Ich könnte dich verstehen, wenn du Pressesprecher eines Publishers oder von Microsoft wärst, dann würdest du dafür bezahlt werden, so einen Unsinn zu verzapfen. Würde auch deine Haltung zu Metro erklären.
Mir ist jedenfalls unerklärlich, wie ein Privatmensch zu dieser Auffassung kommen kann.
Genau, glaub ruhig weiter dass der Gebrauchtspielmarkt gut für den Spielemarkt ist. Als nächstes kommt wohl wieder die Floskel "Raubkopieren hilft den Publishern, weil die Spiele dadurch bekannter werden".
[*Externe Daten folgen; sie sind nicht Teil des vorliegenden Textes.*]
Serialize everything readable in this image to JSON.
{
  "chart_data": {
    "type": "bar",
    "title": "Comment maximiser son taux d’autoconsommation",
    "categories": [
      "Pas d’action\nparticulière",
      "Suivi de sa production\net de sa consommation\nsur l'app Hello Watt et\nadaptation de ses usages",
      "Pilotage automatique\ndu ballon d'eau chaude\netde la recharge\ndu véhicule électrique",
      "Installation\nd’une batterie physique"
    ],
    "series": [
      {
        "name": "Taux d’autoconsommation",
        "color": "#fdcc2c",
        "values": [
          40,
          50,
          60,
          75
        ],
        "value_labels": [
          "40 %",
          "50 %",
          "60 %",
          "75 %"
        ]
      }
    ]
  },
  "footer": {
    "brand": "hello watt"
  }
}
Ich als Privatmensch sehe nunmal beide Seiten der Medaille und kann die Publisher auch verstehen. Ihr wiederum seht nur eure eigenen Vorteile und wundert euch dann, wenn solche Sachen wie DLCs und Onlinepässe ausgedacht werden, um wenigstens einen kleinen Teil der zustehenden Gewinne abzubekommen. Ich kaufe z.B. garnicht gebraucht sondern immer neu, inzwischen auch bei Steam. Auch bei Konsolen habe ich IMMER neu gekauft weil ich den Entwickler für gute Spiele belohne. Jeder, der gebraucht verkauft kann mit Sicherheit sagen, dem Entwickler nicht geholfen zu haben. Solche Sätze wie "Aber von dem Geld kaufe ich neue Spiele" ist fernab jeglicher Realität, dann müsstest du 1. garantieren, dass jeder, der danach deine Kopie verkauft plötzlich ebenso neu kauft und 2. dass du von dem Geld nur Spiele vom selben Publisher/Entwickler kaufst.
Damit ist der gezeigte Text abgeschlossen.